Porter Goss - CIA boss

More on Bush's choice for CIA director from Newsweek:

Rep. Porter Goss, President Bush’s nominee to head the CIA, recently introduced legislation that would give the president new authority to direct CIA agents to conduct law-enforcement operations inside the United States—including arresting American citizens.

The legislation, introduced by Goss on June 16 and touted as an “intelligence reform” bill, would substantially restructure the U.S. intelligence community by giving the director of Central Intelligence (DCI) broad new powers to oversee its various components scattered throughout the government.

But in language that until now has not gotten any public attention, the Goss bill would also redefine the authority of the DCI in such a way as to substantially alter—if not overturn—a 57-year-old ban on the CIA conducting operations inside the United States.

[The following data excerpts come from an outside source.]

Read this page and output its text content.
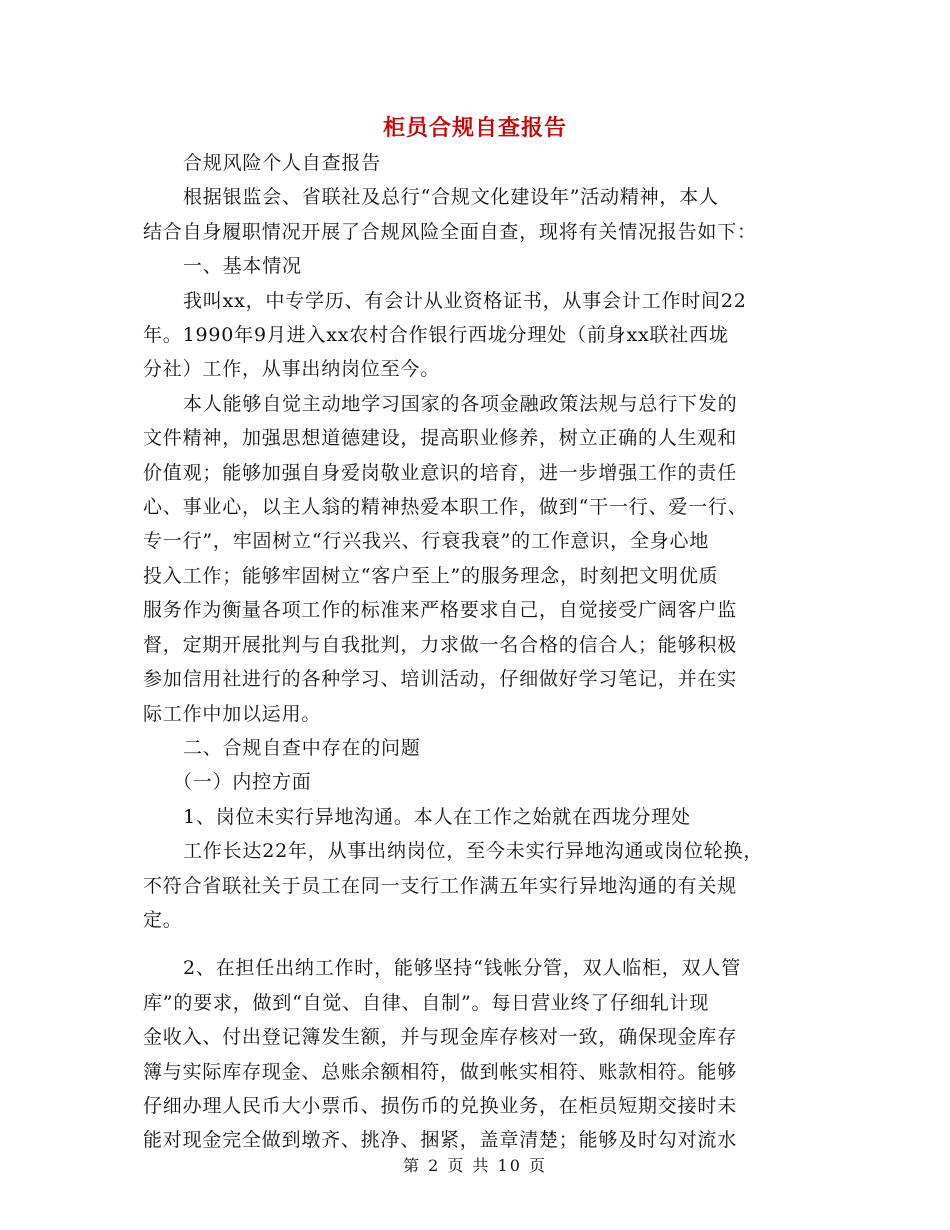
柜员合规自查报告
合规风险个人自查报告
根据银监会、省联社及总行“合规文化建设年”活动精神，本人
结合自身履职情况开展了合规风险全面自查，现将有关情况报告如下：
一、基本情况
我叫xx，中专学历、有会计从业资格证书，从事会计工作时间22
年。1990年9月进入xx农村合作银行西垅分理处（前身xx联社西垅
分社）工作，从事出纳岗位至今。
本人能够自觉主动地学习国家的各项金融政策法规与总行下发的
文件精神，加强思想道德建设，提高职业修养，树立正确的人生观和
价值观；能够加强自身爱岗敬业意识的培育，进一步增强工作的责任
心、事业心，以主人翁的精神热爱本职工作，做到“干一行、爱一行、
专一行”，牢固树立“行兴我兴、行衰我衰”的工作意识，全身心地
投入工作；能够牢固树立“客户至上”的服务理念，时刻把文明优质
服务作为衡量各项工作的标准来严格要求自己，自觉接受广阔客户监
督，定期开展批判与自我批判，力求做一名合格的信合人；能够积极
参加信用社进行的各种学习、培训活动，仔细做好学习笔记，并在实
际工作中加以运用。
二、合规自查中存在的问题
（一）内控方面
1、岗位未实行异地沟通。本人在工作之始就在西垅分理处
工作长达22年，从事出纳岗位，至今未实行异地沟通或岗位轮换，
不符合省联社关于员工在同一支行工作满五年实行异地沟通的有关规
定。
2、在担任出纳工作时，能够坚持“钱帐分管，双人临柜，双人管
库”的要求，做到“自觉、自律、自制”。每日营业终了仔细轧计现
金收入、付出登记簿发生额，并与现金库存核对一致，确保现金库存
簿与实际库存现金、总账余额相符，做到帐实相符、账款相符。能够
仔细办理人民币大小票币、损伤币的兑换业务，在柜员短期交接时未
能对现金完全做到墩齐、挑净、捆紧，盖章清楚；能够及时勾对流水
第 2 页 共 10 页
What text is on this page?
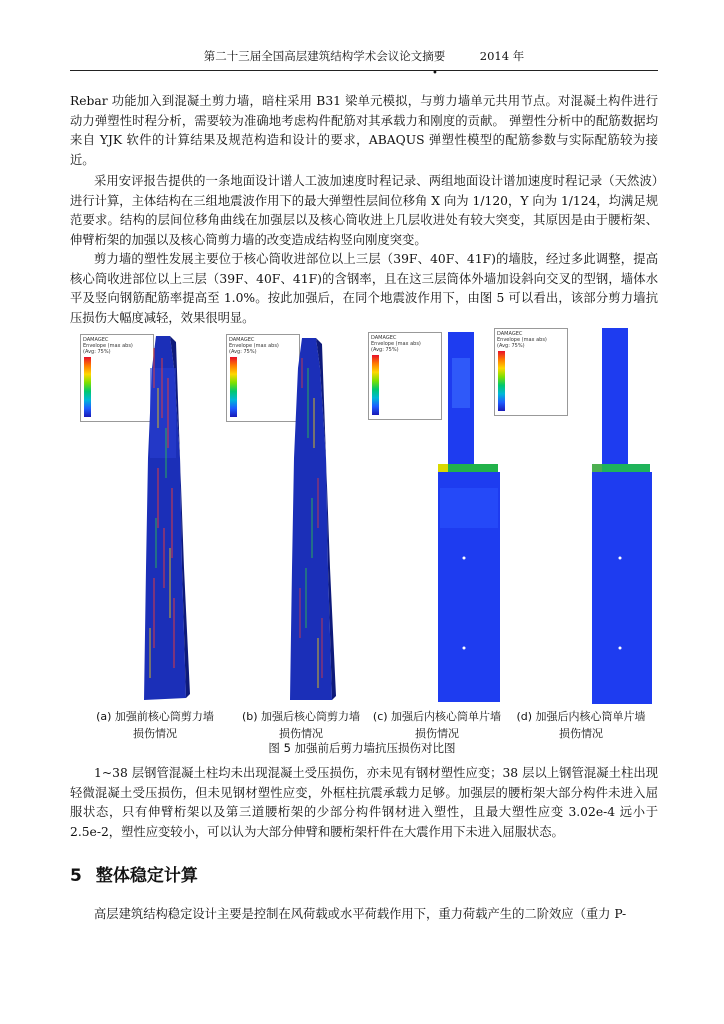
第二十三届全国高层建筑结构学术会议论文摘要　　　2014 年
•
Rebar 功能加入到混凝土剪力墙，暗柱采用 B31 梁单元模拟，与剪力墙单元共用节点。对混凝土构件进行动力弹塑性时程分析，需要较为准确地考虑构件配筋对其承载力和刚度的贡献。 弹塑性分析中的配筋数据均来自 YJK 软件的计算结果及规范构造和设计的要求，ABAQUS 弹塑性模型的配筋参数与实际配筋较为接近。
采用安评报告提供的一条地面设计谱人工波加速度时程记录、两组地面设计谱加速度时程记录（天然波）进行计算，主体结构在三组地震波作用下的最大弹塑性层间位移角 X 向为 1/120，Y 向为 1/124，均满足规范要求。结构的层间位移角曲线在加强层以及核心筒收进上几层收进处有较大突变，其原因是由于腰桁架、伸臂桁架的加强以及核心筒剪力墙的改变造成结构竖向刚度突变。
剪力墙的塑性发展主要位于核心筒收进部位以上三层（39F、40F、41F)的墙肢，经过多此调整，提高核心筒收进部位以上三层（39F、40F、41F)的含钢率，且在这三层筒体外墙加设斜向交叉的型钢，墙体水平及竖向钢筋配筋率提高至 1.0%。按此加强后，在同个地震波作用下，由图 5 可以看出，该部分剪力墙抗压损伤大幅度减轻，效果很明显。
DAMAGEC
Envelope (max abs)
(Avg: 75%)
DAMAGEC
Envelope (max abs)
(Avg: 75%)
DAMAGEC
Envelope (max abs)
(Avg: 75%)
DAMAGEC
Envelope (max abs)
(Avg: 75%)
(a) 加强前核心筒剪力墙
损伤情况
(b) 加强后核心筒剪力墙
损伤情况
(c) 加强后内核心筒单片墙
损伤情况
(d) 加强后内核心筒单片墙
损伤情况
图 5 加强前后剪力墙抗压损伤对比图
1~38 层钢管混凝土柱均未出现混凝土受压损伤，亦未见有钢材塑性应变；38 层以上钢管混凝土柱出现轻微混凝土受压损伤，但未见钢材塑性应变，外框柱抗震承载力足够。加强层的腰桁架大部分构件未进入屈服状态，只有伸臂桁架以及第三道腰桁架的少部分构件钢材进入塑性，且最大塑性应变 3.02e-4 远小于 2.5e-2，塑性应变较小，可以认为大部分伸臂和腰桁架杆件在大震作用下未进入屈服状态。
5 整体稳定计算
高层建筑结构稳定设计主要是控制在风荷载或水平荷载作用下，重力荷载产生的二阶效应（重力 P-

...“This language on its face would have allowed President Nixon to authorize the CIA to bug the Democratic National Committee headquarters,” Jeffrey H. Smith, who served as general counsel of the CIA between 1995 and 1996, told NEWSWEEK. “I can’t imagine what Porter had in mind.”

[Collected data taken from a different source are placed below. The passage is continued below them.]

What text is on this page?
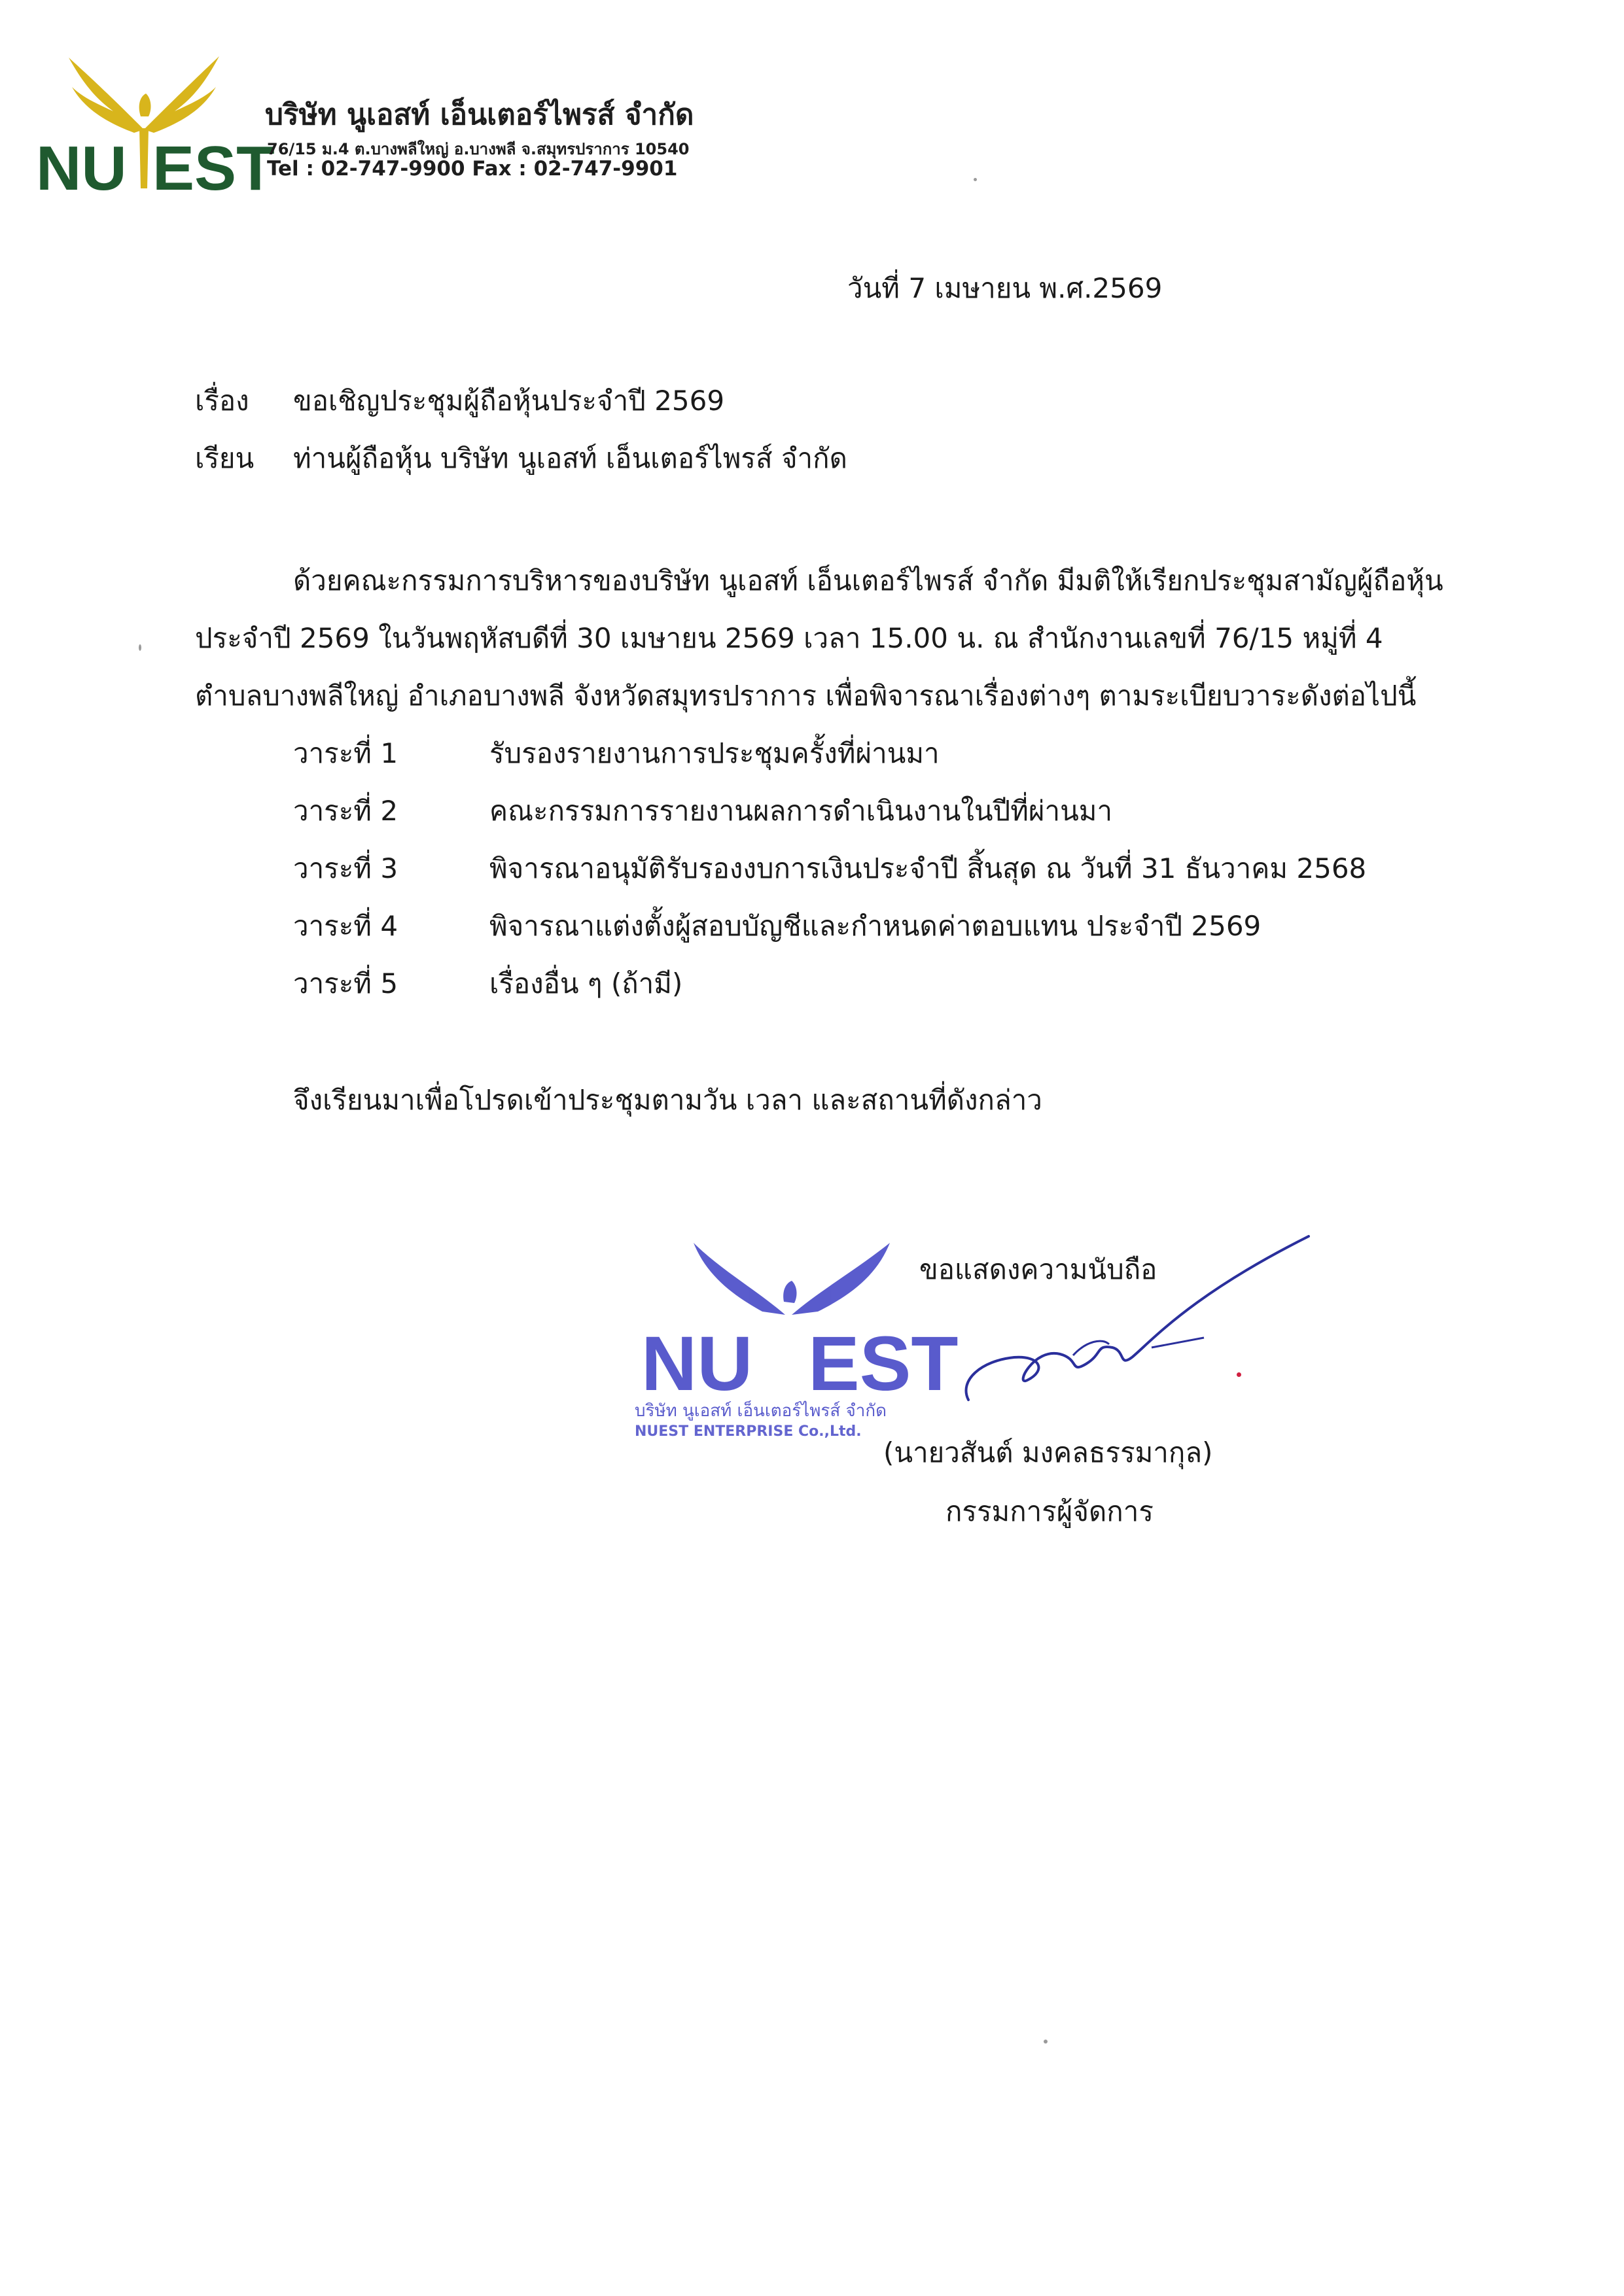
NU EST
บริษัท นูเอสท์ เอ็นเตอร์ไพรส์ จำกัด
76/15 ม.4 ต.บางพลีใหญ่ อ.บางพลี จ.สมุทรปราการ 10540
Tel : 02-747-9900 Fax : 02-747-9901
วันที่ 7 เมษายน พ.ศ.2569
เรื่อง ขอเชิญประชุมผู้ถือหุ้นประจำปี 2569
เรียน ท่านผู้ถือหุ้น บริษัท นูเอสท์ เอ็นเตอร์ไพรส์ จำกัด
ด้วยคณะกรรมการบริหารของบริษัท นูเอสท์ เอ็นเตอร์ไพรส์ จำกัด มีมติให้เรียกประชุมสามัญผู้ถือหุ้น
ประจำปี 2569 ในวันพฤหัสบดีที่ 30 เมษายน 2569 เวลา 15.00 น. ณ สำนักงานเลขที่ 76/15 หมู่ที่ 4
ตำบลบางพลีใหญ่ อำเภอบางพลี จังหวัดสมุทรปราการ เพื่อพิจารณาเรื่องต่างๆ ตามระเบียบวาระดังต่อไปนี้
วาระที่ 1	รับรองรายงานการประชุมครั้งที่ผ่านมา
วาระที่ 2	คณะกรรมการรายงานผลการดำเนินงานในปีที่ผ่านมา
วาระที่ 3	พิจารณาอนุมัติรับรองงบการเงินประจำปี สิ้นสุด ณ วันที่ 31 ธันวาคม 2568
วาระที่ 4	พิจารณาแต่งตั้งผู้สอบบัญชีและกำหนดค่าตอบแทน ประจำปี 2569
วาระที่ 5	เรื่องอื่น ๆ (ถ้ามี)
จึงเรียนมาเพื่อโปรดเข้าประชุมตามวัน เวลา และสถานที่ดังกล่าว
NU EST
บริษัท นูเอสท์ เอ็นเตอร์ไพรส์ จำกัด
NUEST ENTERPRISE Co.,Ltd.
ขอแสดงความนับถือ
(นายวสันต์ มงคลธรรมากุล)
กรรมการผู้จัดการ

I think I can. Bush's nomination for directorship of the CIA.

In effect, one former top U.S. intelligence community official told NEWSWEEK, the language in the Goss bill would enable the president to issue secret findings allowing the CIA to conduct covert operations inside the United States—without even any notification to Congress.

Just the power we want the asshat in chief to have. However, when you look at the reality of the situation, the caveat about not notifying Congress is just window dressing, because Congress has long since collapsed into a rubber stamp for the president anyway.

Some congressional staffers speculated today that Goss most likely had reached an understanding with President Bush that, if Congress does create the new position of a national intelligence director, he would move into that position rather than serve in the No. 2 position of CIA director. Asked if such a deal had been reached, [White House spokesperson Sean] McCormack responded: “Nothing has been ruled in or out.”


....but hey, do what you want....you will anyway.